To obtain border areas, and that the second homogenization zone (17) is followed by a separating device (18) whose operating speed is synchronized with the speed of the conveyor (2), and in which the pre-rolled Vorband (9) is separated as hot strip from the pre-strip.

9. Production plant according to claim 8, characterized in that the casting process is decoupled from the rolling process.

10. Production plant according to claim 8 or 9, characterized in that the first homogenization zone (10) is formed downstream of a dancer roller or ski lifter mass flow control unit (13).

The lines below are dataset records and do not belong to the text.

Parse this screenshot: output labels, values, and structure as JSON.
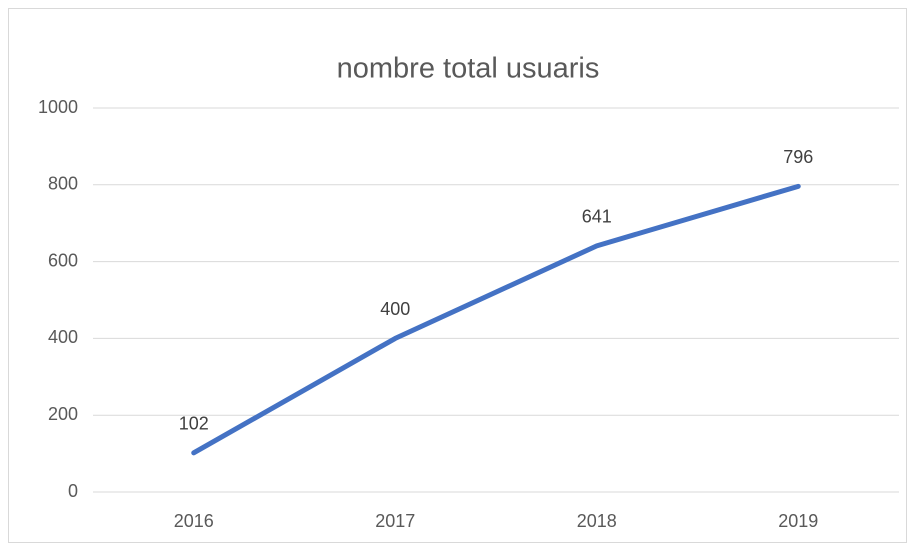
{
  "chart_data": {
    "type": "line",
    "title": "nombre total usuaris",
    "categories": [
      "2016",
      "2017",
      "2018",
      "2019"
    ],
    "values": [
      102,
      400,
      641,
      796
    ],
    "color": "#4472c4",
    "ylim": [
      0,
      1000
    ],
    "yticks": [
      0,
      200,
      400,
      600,
      800,
      1000
    ],
    "grid": true
  }
}
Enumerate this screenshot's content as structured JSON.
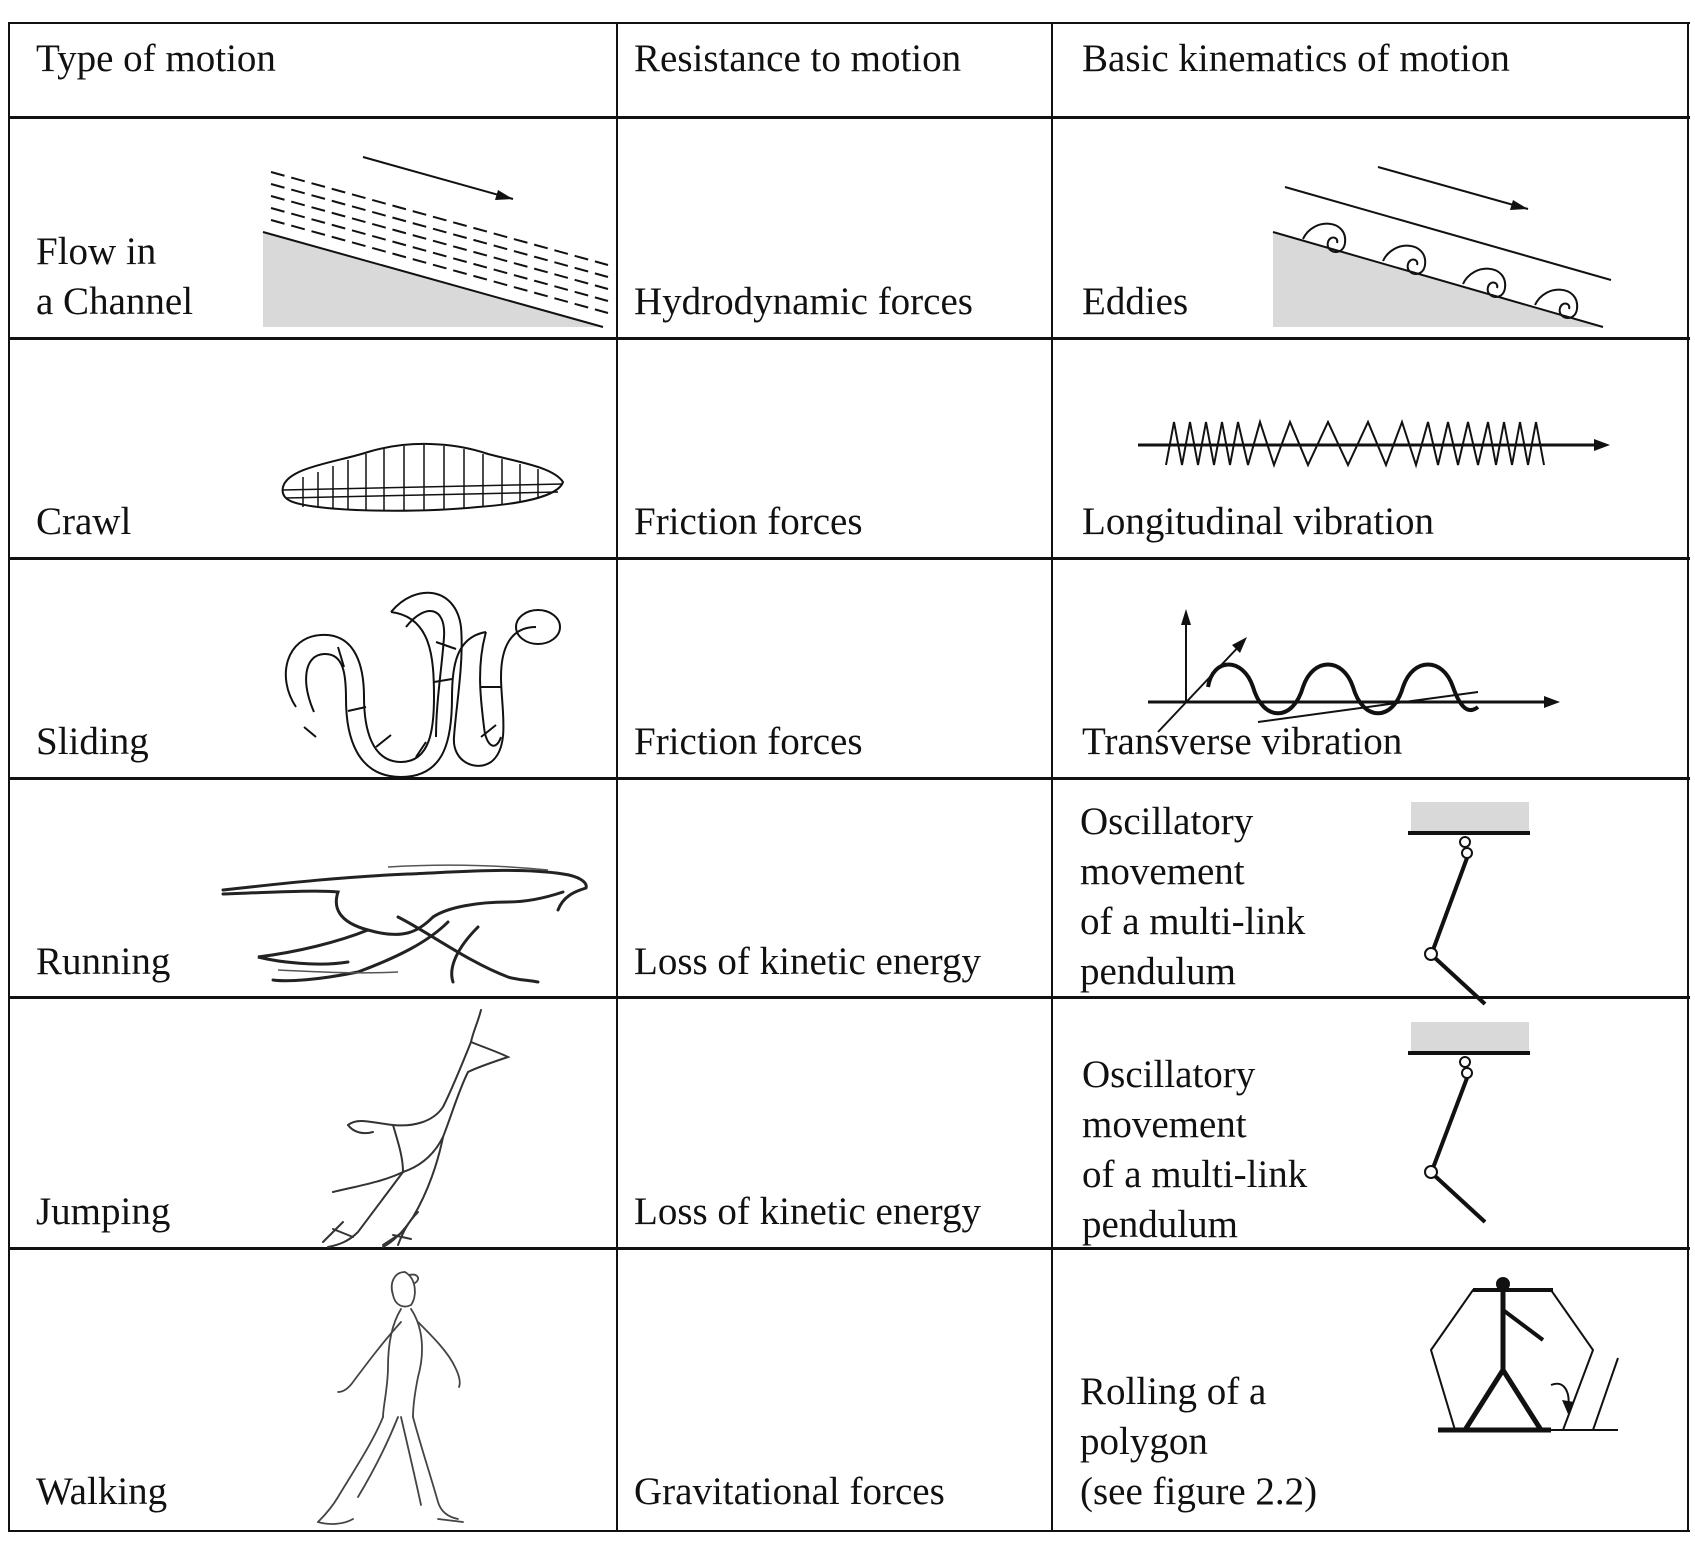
{
  "headers": {
    "type": "Type of motion",
    "resistance": "Resistance to motion",
    "kinematics": "Basic kinematics of motion"
  },
  "rows": [
    {
      "type_lines": [
        "Flow in",
        "a Channel"
      ],
      "resistance": "Hydrodynamic forces",
      "kinematics_lines": [
        "Eddies"
      ],
      "type_icon": "channel-flow-icon",
      "kinematics_icon": "eddies-icon"
    },
    {
      "type_lines": [
        "Crawl"
      ],
      "resistance": "Friction forces",
      "kinematics_lines": [
        "Longitudinal vibration"
      ],
      "type_icon": "caterpillar-icon",
      "kinematics_icon": "longitudinal-vibration-icon"
    },
    {
      "type_lines": [
        "Sliding"
      ],
      "resistance": "Friction forces",
      "kinematics_lines": [
        "Transverse vibration"
      ],
      "type_icon": "snake-icon",
      "kinematics_icon": "transverse-vibration-icon"
    },
    {
      "type_lines": [
        "Running"
      ],
      "resistance": "Loss of kinetic energy",
      "kinematics_lines": [
        "Oscillatory",
        "movement",
        "of a multi-link",
        "pendulum"
      ],
      "type_icon": "running-cheetah-icon",
      "kinematics_icon": "multi-link-pendulum-icon"
    },
    {
      "type_lines": [
        "Jumping"
      ],
      "resistance": "Loss of kinetic energy",
      "kinematics_lines": [
        "Oscillatory",
        "movement",
        "of a multi-link",
        "pendulum"
      ],
      "type_icon": "jumping-antelope-icon",
      "kinematics_icon": "multi-link-pendulum-icon"
    },
    {
      "type_lines": [
        "Walking"
      ],
      "resistance": "Gravitational forces",
      "kinematics_lines": [
        "Rolling of a",
        "polygon",
        "(see figure 2.2)"
      ],
      "type_icon": "walking-person-icon",
      "kinematics_icon": "rolling-polygon-icon"
    }
  ]
}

11. Production plant according to one of claims 8 - 10, characterized in that a mass flow control unit (13), seen in the transport direction of the pre-band (9), between a first pre-strip conveyor element (14) and a second pre-conveyor element (14) is arranged.

12. Production plant according to one of claims 8 - 11, characterized in that in the transport direction of the strip of the first homogenization zone

(10) a first temperature adjusting device (12) and a mass flow control unit (13) is arranged downstream, wherein the mass flow control unit of the second temperature control device (15) is connected upstream.

13. Production plant according to claim 12, characterized in that in that a conveying element (14, 14 ') is arranged between the first temperature setting device (12) and the mass flow control unit (13) and / or between the mass flow control unit (13) and the second temperature adjusting device (15).

14. Production plant according to one of claims 8 - 13, characterized in that the separating device (18) is arranged downstream of a winding device (19) or a stacking device (20).